Esa tarde en que me tomé la foto con el pelo largo y acompañando a una estúpida calavera que fumaba, miré a la cámara lo más retadoramente que pude. Estaba tratando de engañarlos a todos y no mostrar el terrible miedo que sentía de esatr en un lugar lejano, sin familiares ni amigos, ni un camión conocido o una calle con baches. Estaba solo y tenía miedo.
Por eso mi mirada se aferró a los grandes senos de Cristina. Grandes para su cuerpo flaco y la playera de cuello en v que apenas los retenía. Era yo un náufrago aferrado a una isla de piel blanca y ojos color canela.

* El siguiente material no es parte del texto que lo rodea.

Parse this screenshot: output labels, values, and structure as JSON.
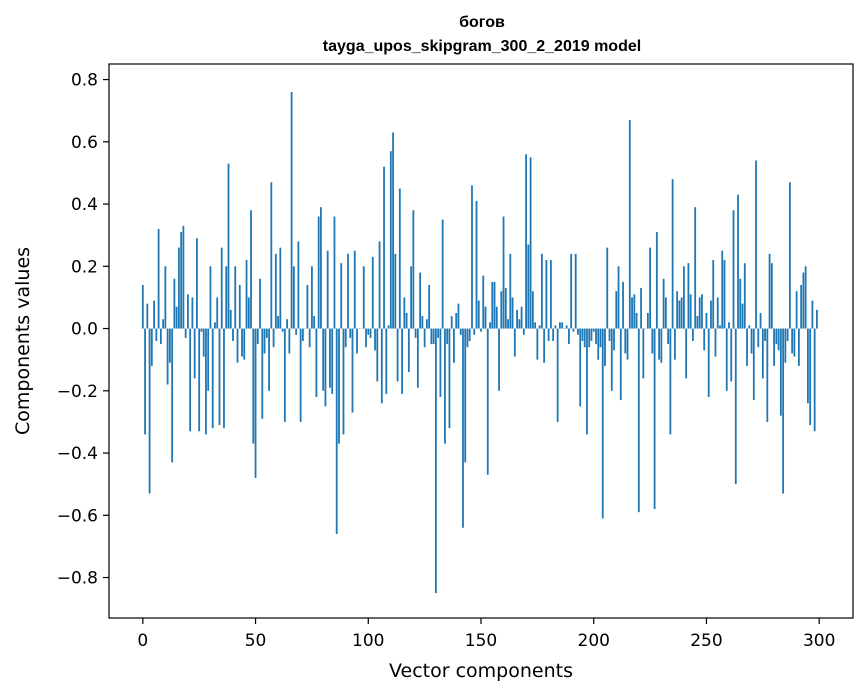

Pero se me olvidó que era un intruso. Que ellos eran ya un equipo de jóvenes estudiantes que habían pasado todo tipo de aventuras y yo al salir de ahí, de ese cuarto de azotea, sería otra vez un solitario náufrago, caminando por una isla desierta y completamente desconocida.
Pero por que no pensar en llevarme a la calle esos gestos de cristina tan infantiles y esos argumentos tan de mujer madura, sostenidos con falsas lectura de Hegel o de Emanuel Kant. Si con ella podía yo ocultar mi espantosa soledad que me perseguía desde que salí de casa.